Advisors, don’t let couples fall into this ‘super risky’ financial behavior

ARLINGTON, Va. ― Working with client couples can present many awkward challenges, especially if one of the partners is less financially literate than the other.

How can advisors intervene in a way that's successful? The key is to start with financial education as early in the relationship as possible, says John Lynch, the director for the Center for Research on Consumer Financial Decision Making and a professor at the University of Colorado, Boulder.

"Couples appear to divide and conquer various things in the household, and there's a lot of stuff to get done. Money is just one of them," Lynch said during a keynote at the CFP Board's annual Academic Research Colloquium.

Lynch's research explores financial decision-making and the division of responsibility of committed couples. He says that financial education only explains 0.01% of the variability among consumers' good and bad behaviors.

"If I'm the primary financial decision-maker and we've been together a long time, I'm going to spend a lot of time on task," said John Lynch, the director for the Center for Research on Consumer Financial Decision Making.

Advisors take note: Financial education interventions are helpful early as couples fall into their respective roles, but after a delay, even long interventions have no significant influence, Lynch said. Most financial literacy, he argues, is primarily skill-based. Partners learn by doing.

That's part of why the duration of a couple’s relationship can directly affect how they manage their finances. "If I'm the primary financial decision-maker and we've been together a long time, I'm going to spend a lot of time on task," Lynch said.

Lynch surveyed people in committed relationships about how they handle money and how long they've been together. Respondents were asked to fill out a 13-step financial literacy scale regarding standard demographics including age, race, sex, salary, etc.

When couples said they split the responsibility for household finances, both partners' financial literacy grew slightly over time. However, when one partner was solely responsible, his or her financial literacy grew exponentially over time. Those who had no responsibility at all saw a decline in financial literacy.

As it happens, Lynch said, this isn't immediately obvious to people. "As couples are together, they're divvying up these roles and becoming more comfortable with what they know and have no idea this is happening," he said. He noted that within the first five years of a relationship, there was no statistical association between how much partners knew in financial literacy and how responsible they were.

Lynch notes that the job selection process within a relationship is random often, a partner who makes less ends up managing most of the finances by default.

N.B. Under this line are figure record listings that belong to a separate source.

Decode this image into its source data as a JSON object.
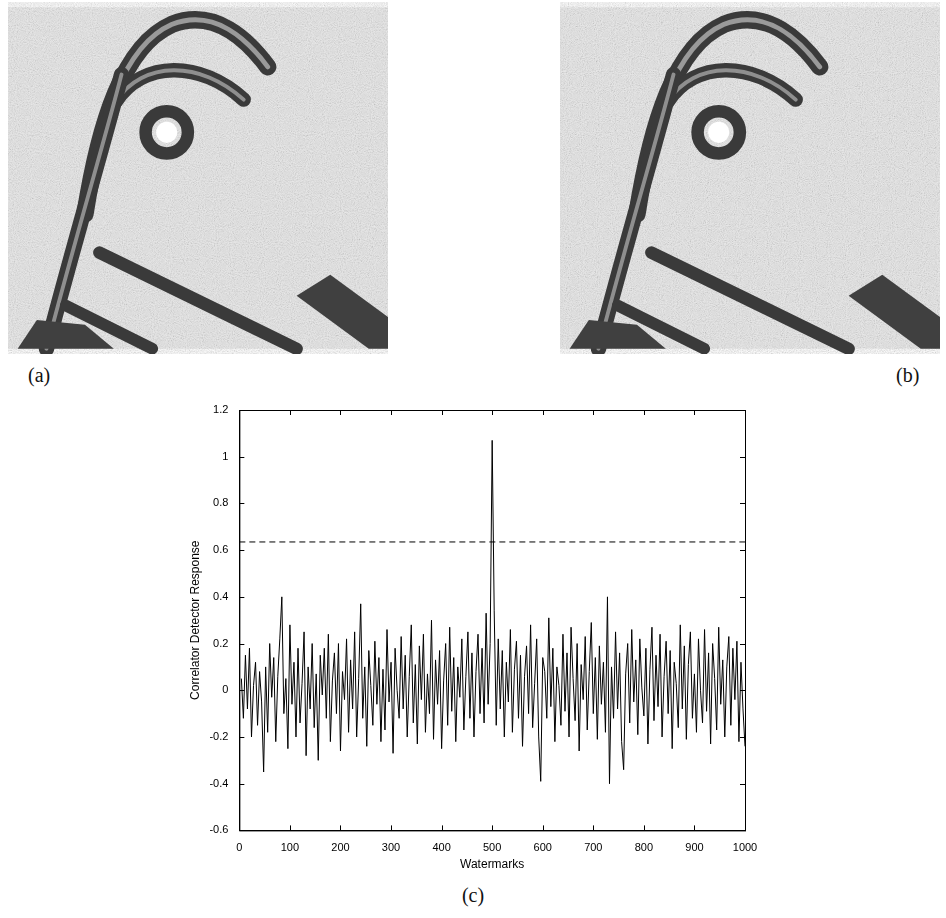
{
  "images": [
    {
      "label": "(a)"
    },
    {
      "label": "(b)"
    }
  ],
  "chart_caption": "(c)",
  "chart_data": {
    "type": "line",
    "x_label": "Watermarks",
    "y_label": "Correlator Detector Response",
    "color": "#000000",
    "grid": false,
    "threshold": 0.635,
    "xlim": [
      0,
      1000
    ],
    "xticks": [
      0,
      100,
      200,
      300,
      400,
      500,
      600,
      700,
      800,
      900,
      1000
    ],
    "ylim": [
      -0.6,
      1.2
    ],
    "yticks": [
      -0.6,
      -0.4,
      -0.2,
      0,
      0.2,
      0.4,
      0.6,
      0.8,
      1,
      1.2
    ],
    "x": [
      4,
      8,
      12,
      16,
      20,
      24,
      28,
      32,
      36,
      40,
      44,
      48,
      52,
      56,
      60,
      64,
      68,
      72,
      76,
      80,
      84,
      88,
      92,
      96,
      100,
      104,
      108,
      112,
      116,
      120,
      124,
      128,
      132,
      136,
      140,
      144,
      148,
      152,
      156,
      160,
      164,
      168,
      172,
      176,
      180,
      184,
      188,
      192,
      196,
      200,
      204,
      208,
      212,
      216,
      220,
      224,
      228,
      232,
      236,
      240,
      244,
      248,
      252,
      256,
      260,
      264,
      268,
      272,
      276,
      280,
      284,
      288,
      292,
      296,
      300,
      304,
      308,
      312,
      316,
      320,
      324,
      328,
      332,
      336,
      340,
      344,
      348,
      352,
      356,
      360,
      364,
      368,
      372,
      376,
      380,
      384,
      388,
      392,
      396,
      400,
      404,
      408,
      412,
      416,
      420,
      424,
      428,
      432,
      436,
      440,
      444,
      448,
      452,
      456,
      460,
      464,
      468,
      472,
      476,
      480,
      484,
      488,
      492,
      496,
      500,
      504,
      508,
      512,
      516,
      520,
      524,
      528,
      532,
      536,
      540,
      544,
      548,
      552,
      556,
      560,
      564,
      568,
      572,
      576,
      580,
      584,
      588,
      592,
      596,
      600,
      604,
      608,
      612,
      616,
      620,
      624,
      628,
      632,
      636,
      640,
      644,
      648,
      652,
      656,
      660,
      664,
      668,
      672,
      676,
      680,
      684,
      688,
      692,
      696,
      700,
      704,
      708,
      712,
      716,
      720,
      724,
      728,
      732,
      736,
      740,
      744,
      748,
      752,
      756,
      760,
      764,
      768,
      772,
      776,
      780,
      784,
      788,
      792,
      796,
      800,
      804,
      808,
      812,
      816,
      820,
      824,
      828,
      832,
      836,
      840,
      844,
      848,
      852,
      856,
      860,
      864,
      868,
      872,
      876,
      880,
      884,
      888,
      892,
      896,
      900,
      904,
      908,
      912,
      916,
      920,
      924,
      928,
      932,
      936,
      940,
      944,
      948,
      952,
      956,
      960,
      964,
      968,
      972,
      976,
      980,
      984,
      988,
      992,
      996,
      1000
    ],
    "values": [
      0.05,
      -0.12,
      0.15,
      -0.08,
      0.18,
      -0.2,
      0.02,
      0.12,
      -0.15,
      0.08,
      -0.05,
      -0.35,
      0.1,
      -0.18,
      0.2,
      -0.03,
      0.14,
      -0.22,
      0.06,
      0.22,
      0.4,
      -0.1,
      0.05,
      -0.25,
      0.28,
      -0.06,
      0.12,
      -0.2,
      0.18,
      -0.14,
      0.03,
      0.25,
      -0.28,
      0.1,
      -0.08,
      0.2,
      -0.16,
      0.07,
      -0.3,
      0.15,
      -0.02,
      0.18,
      -0.12,
      0.24,
      -0.22,
      0.04,
      0.16,
      -0.1,
      0.2,
      -0.26,
      0.08,
      -0.04,
      0.22,
      -0.18,
      0.13,
      -0.08,
      0.25,
      -0.2,
      0.05,
      0.37,
      -0.12,
      0.1,
      -0.24,
      0.17,
      0.02,
      -0.15,
      0.21,
      -0.06,
      0.14,
      -0.22,
      0.09,
      -0.17,
      0.26,
      -0.05,
      0.12,
      -0.27,
      0.18,
      0.0,
      -0.12,
      0.23,
      -0.08,
      0.15,
      -0.2,
      0.06,
      0.28,
      -0.14,
      0.11,
      -0.23,
      0.19,
      -0.04,
      0.24,
      -0.18,
      0.07,
      -0.1,
      0.3,
      -0.21,
      0.13,
      -0.06,
      0.17,
      -0.25,
      0.04,
      0.2,
      -0.15,
      0.27,
      -0.09,
      0.14,
      -0.22,
      0.1,
      -0.03,
      0.22,
      -0.17,
      0.06,
      0.25,
      -0.12,
      0.16,
      -0.2,
      0.08,
      0.24,
      -0.1,
      0.18,
      -0.14,
      0.33,
      -0.06,
      0.2,
      1.07,
      0.34,
      -0.15,
      0.22,
      -0.08,
      0.17,
      -0.2,
      0.12,
      -0.05,
      0.26,
      -0.18,
      0.09,
      0.21,
      -0.12,
      0.15,
      -0.24,
      0.06,
      0.19,
      -0.1,
      0.28,
      -0.16,
      0.03,
      0.22,
      -0.2,
      -0.39,
      0.14,
      0.08,
      -0.12,
      0.31,
      -0.07,
      0.18,
      -0.22,
      0.1,
      0.02,
      -0.15,
      0.24,
      -0.09,
      0.16,
      -0.2,
      0.27,
      0.05,
      -0.13,
      0.2,
      -0.26,
      0.11,
      -0.04,
      0.23,
      -0.17,
      0.08,
      0.29,
      -0.1,
      0.14,
      -0.21,
      0.19,
      -0.06,
      0.12,
      -0.18,
      0.4,
      -0.4,
      0.1,
      -0.12,
      0.25,
      -0.08,
      0.16,
      -0.22,
      -0.34,
      0.07,
      0.2,
      -0.14,
      0.26,
      -0.05,
      0.13,
      -0.19,
      0.22,
      0.01,
      -0.11,
      0.18,
      -0.23,
      0.09,
      0.27,
      -0.13,
      0.15,
      -0.07,
      0.24,
      -0.2,
      0.06,
      0.21,
      -0.1,
      0.17,
      -0.25,
      0.12,
      0.03,
      -0.16,
      0.28,
      -0.08,
      0.19,
      -0.21,
      0.11,
      0.25,
      -0.12,
      0.07,
      -0.18,
      0.22,
      0.0,
      -0.14,
      0.26,
      -0.09,
      0.16,
      -0.23,
      0.2,
      0.05,
      -0.17,
      0.27,
      -0.06,
      0.13,
      -0.2,
      0.1,
      0.23,
      -0.15,
      0.18,
      -0.04,
      0.21,
      -0.22,
      0.12,
      -0.08,
      -0.24
    ]
  }
}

“Even if I don't have any real skill in a domain, I might have comparative advantage because I'm worse at something else," he said. "What I want to argue to you is that you can become the money person just because you're bad at other stuff."

Over time, partners who are less financially literate are likely to stay that way, Lynch said. They're generally less inclined to search for ways to learn once the roles are set in place. "Once you're cast in these roles, you and your partner are on different trajectories for the rest of your lives" when it comes to financial literacy, he said.

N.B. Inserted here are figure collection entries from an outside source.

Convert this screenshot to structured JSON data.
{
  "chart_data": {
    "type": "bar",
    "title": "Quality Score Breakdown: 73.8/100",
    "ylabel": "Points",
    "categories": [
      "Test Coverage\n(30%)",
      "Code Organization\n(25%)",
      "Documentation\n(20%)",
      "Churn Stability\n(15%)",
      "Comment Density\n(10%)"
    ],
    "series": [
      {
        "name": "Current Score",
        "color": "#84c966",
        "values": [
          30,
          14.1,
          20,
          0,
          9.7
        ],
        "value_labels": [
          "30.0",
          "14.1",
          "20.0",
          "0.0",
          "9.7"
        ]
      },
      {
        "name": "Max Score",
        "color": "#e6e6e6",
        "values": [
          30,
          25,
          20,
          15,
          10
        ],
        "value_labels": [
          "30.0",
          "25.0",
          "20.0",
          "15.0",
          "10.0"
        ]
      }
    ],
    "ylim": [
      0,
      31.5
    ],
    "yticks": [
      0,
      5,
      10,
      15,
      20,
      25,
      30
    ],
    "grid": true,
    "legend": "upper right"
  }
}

"Those patterns affect your ability to make financial decisions on your own and it does it directly via changes in your motivation to search."

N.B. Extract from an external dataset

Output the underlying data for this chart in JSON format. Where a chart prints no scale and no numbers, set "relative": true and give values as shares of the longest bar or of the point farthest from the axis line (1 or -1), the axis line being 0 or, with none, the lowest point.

Is this bad? Not necessarily in so far as the relationship is going well, Lynch said. But relationships end. That said, when a partner dies or there's a split, people are likely to reach out to advisors for help.

"I think even though this pattern I describe is not necessarily dysfunctional when you're together, it's super risky" in the event a couple stops being together, Lynch says. While these roles can be convenient in the moment, it's important for advisors to intervene early to make sure that couples have a contingency plan.

"You can't let people be ignorant forever... you need a plan for the transition," said Lynch. "Same thing is true for financial advisors: Couples have no intuition whatsoever that they're becoming more different in what they know."